著書に『読む寿司』(文芸春秋)、『スター・ウォーズ論』(NHK出版)、『スター・ウォーズ・レジェンド』(扶桑社)など。
監訳に『ザ・ゴッドファーザー』(ソニーマガジンズ)。
財団法人通信文化協会『通信文化』に食に関するエッセイ「千夜一夜食べ物語」を連載中。
日本ペンクラブ 会員。

先日、中国人の同僚と話していて気づいたのだが、日本の食器事情は世界的にはなかなか特殊なものだと思う。
日本の家庭では大人子供を問わず、それぞれの専用の食器がある。
茶碗に箸、湯飲みなど、各人の好みや年齢にあわせてデザインや大きさなど多種多様なものが揃っている。
西洋ではフォーク、ナイフ、スプーンなど共通のものが使われるし、それは皿やカップなども同様だ。
茶碗や箸など食器の傾向が似ているアジアではどうなんだろう、と思って同僚に聞いてみたのだが、「子供の頃は、専用の小さめの食器がありましたけど、大人になってからはないですね」という返事だった。
もちろんこれは一部の例でしかないかもしれないが、アジアではともかく世界レベルでは日本の食器文化が特殊なのは間違いないだろう。


自分専用の食器がある。
ということはすなわち、「自分の食器以外は使わない」ということになる。
だから日本では食べ物は各人に小分けして提供されるわけで、他者の食器を「共有すること」は基本的にはない。
しかしこれが「家族間」となると話は別で、家族ならではの関係性から食器の共有というハードルはかなり低くなる。
これは人間の距離感の問題で、寝食を共にする家族ならではの「近さ」が食器の使い方にも表れているのだと思う。

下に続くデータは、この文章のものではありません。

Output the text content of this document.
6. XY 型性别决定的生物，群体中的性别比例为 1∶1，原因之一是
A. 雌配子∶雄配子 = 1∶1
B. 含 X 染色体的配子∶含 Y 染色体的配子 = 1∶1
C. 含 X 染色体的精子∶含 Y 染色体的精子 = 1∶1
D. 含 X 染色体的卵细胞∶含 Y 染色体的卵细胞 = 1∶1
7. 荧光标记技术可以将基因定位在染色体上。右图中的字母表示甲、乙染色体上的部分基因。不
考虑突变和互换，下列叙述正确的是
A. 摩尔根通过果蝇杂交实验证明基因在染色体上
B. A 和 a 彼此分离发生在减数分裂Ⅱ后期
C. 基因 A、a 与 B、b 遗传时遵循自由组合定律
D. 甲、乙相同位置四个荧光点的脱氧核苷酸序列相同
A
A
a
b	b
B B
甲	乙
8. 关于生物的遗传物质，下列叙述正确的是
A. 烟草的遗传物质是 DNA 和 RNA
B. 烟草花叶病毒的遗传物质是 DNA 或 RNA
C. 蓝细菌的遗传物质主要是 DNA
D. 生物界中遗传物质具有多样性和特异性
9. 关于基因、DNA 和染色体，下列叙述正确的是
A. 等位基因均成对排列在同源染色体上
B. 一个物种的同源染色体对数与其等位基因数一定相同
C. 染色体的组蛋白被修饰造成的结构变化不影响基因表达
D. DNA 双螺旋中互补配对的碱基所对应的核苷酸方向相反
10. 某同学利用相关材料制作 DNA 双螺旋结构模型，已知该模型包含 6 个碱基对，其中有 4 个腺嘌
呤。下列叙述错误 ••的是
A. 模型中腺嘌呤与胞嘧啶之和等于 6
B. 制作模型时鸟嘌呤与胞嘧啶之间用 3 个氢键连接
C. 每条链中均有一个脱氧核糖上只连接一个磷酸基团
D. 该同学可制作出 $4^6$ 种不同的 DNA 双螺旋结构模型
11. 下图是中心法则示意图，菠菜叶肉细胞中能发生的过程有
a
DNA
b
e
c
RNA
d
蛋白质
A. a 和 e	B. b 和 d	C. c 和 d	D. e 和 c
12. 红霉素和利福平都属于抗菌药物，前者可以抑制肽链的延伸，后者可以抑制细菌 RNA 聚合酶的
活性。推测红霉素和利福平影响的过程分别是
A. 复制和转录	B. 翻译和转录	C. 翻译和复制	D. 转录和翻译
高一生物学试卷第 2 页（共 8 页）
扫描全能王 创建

結婚式で行われる「三三九度」という儀式は、「それまで他人だった2人が初めて一つの食器を共有する」という点で、「家族としての宣言」にも見えて興味深い。
この三三九度は日本古来からの作法である「式三献」が起源だが、侠客の間で行われる「固めの杯」も同じだ。
親から勘当され、当時の戸籍からも抹消されて「無宿者」となった侠客らが、身を寄り添って「親分」「子分」「兄弟」といった「義理の家族」という関係を求め、その起点を「食器の共有」という形に様式化しているのは極めて日本的で面白いと思う。